In der Schweiz auf dem Markt ist neben dem bisherigen Lebend­impfstoff (Zostavax®) neu auch ein Totimpfstoff (Shingrix®), der zwischenzeitlich auch von den Krankenkassen vergütet wird. «Dieser neue Impfstoff hat eine bessere, länger andauernde Wirksamkeit und kann breiter verimpft werden als der alte», erklärte die Expertin. So bietet der Totimpfstoff nach vier Jahren noch immer einen Infektionsschutz von 80 Prozent, der Lebendimpfstoff hingegen nur noch von 60–70 Prozent. Nach rund acht Jahren ist seine Wirksamkeit fast nicht mehr vorhanden.

BAG und EKIF empfehlen den Totimpfstoff für alle Personen ab 65 Jahre und für jüngere in speziellen Situationen, etwa bei Immunschwäche, einer fortgeschrittenen COPD, bei Diabetes mellitus mit Endorganschaden sowie bei Nierenschaden im Endstadium. «Problemlos verabreicht werden kann der Totimpfstoff auch bei Patienten mit einer unklaren Varizellen-Anamnese in der Vergangenheit», betonte die Referentin.

Als Nebenwirkungen können lokale und systemische Reaktionen auftreten, über die Patienten aufzuklären sind.

Pneumokokken-Impfung nicht nur bei Älteren

Die Pneumokokken-Impfung wird – altersungebunden – bei vielen Komorbiditäten empfohlen. Grund: Jeder zehnte Erwachsene ist mit Pneumokokken kolonialisiert und die Erreger können invasive Infektionen verursachen wie Pneumonie, Meningitis oder Sepsis. Von diesen Folgen sind vor allem viele Senioren betroffen.
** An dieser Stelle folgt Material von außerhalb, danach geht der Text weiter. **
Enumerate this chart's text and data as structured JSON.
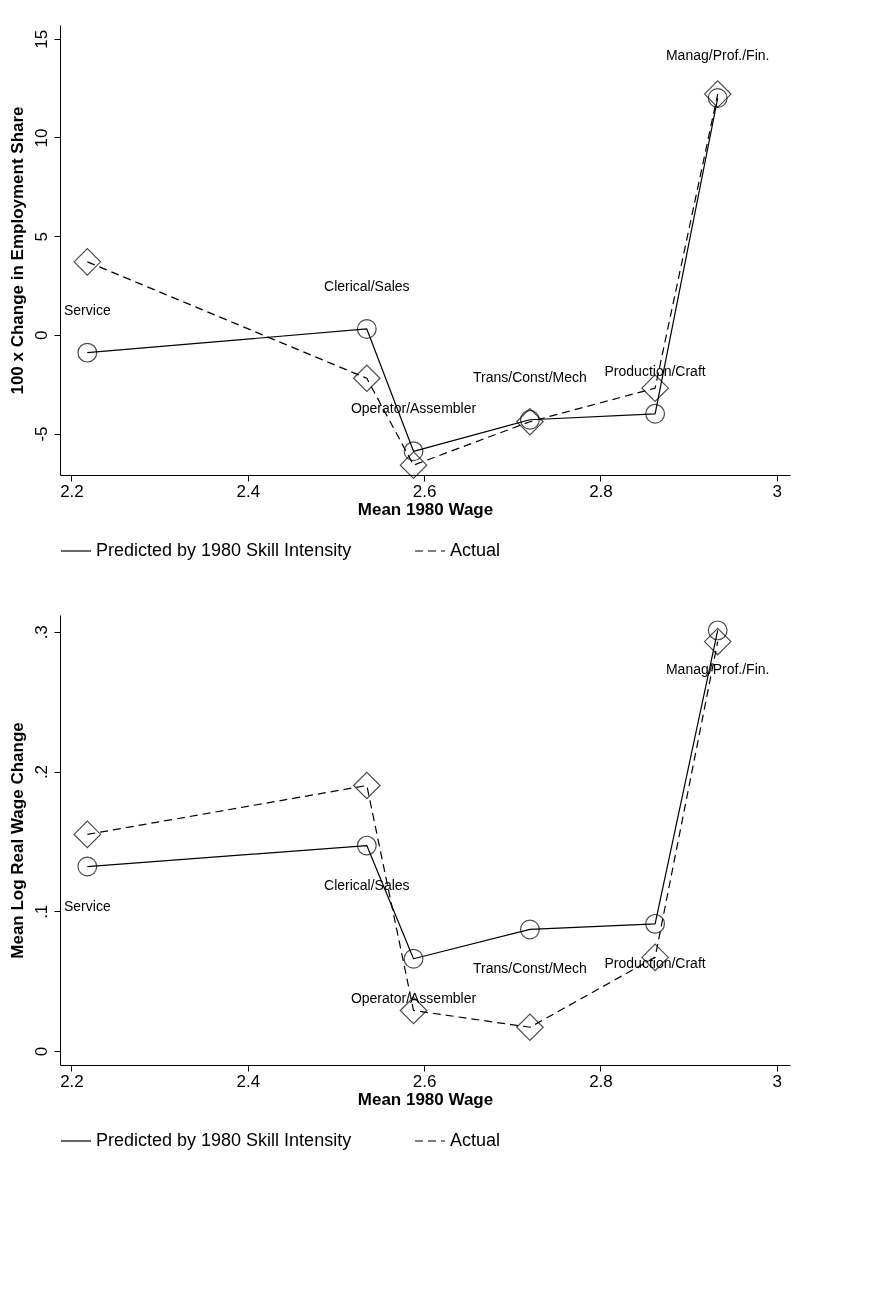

Zur Anwendung kommt der konjugierte 13-valente Impfstoff. Seit der Einführung der Impfung ist bei Kindern die Inzidenz für Pneumokokken-Infektionen mit den 13 Serotypen deutlich gesunken. Die Empfehlung von BAG und EKIF zielt deshalb heute mit der Kinder­impfung auf eine Herdenimmunität ab.

In der Pandemie sind die Pneumokokken-Fälle erstmals seit Jahren zurückgegangen, wahrscheinlich aufgrund der Covid-Schutzmassnahmen. «Die Abnahme betrifft vorwiegend die Serotypen, die mit der Impfung abgedeckt sind», erläuterte die Expertin. Der Anteil anderer Typen, insbesondere vom Typ 8, nimmt hingegen bei den Infektionen und bei den invasiven Pneumokokken-Erkrankungen deutlich zu. Betroffen sind hauptsächlich die Älteren. Möglicherweise wird es in Zukunft einen 15- oder gar 20-valenten Impfstoff auf dem Markt geben, meinte Dr. Eberhard-Kuhn.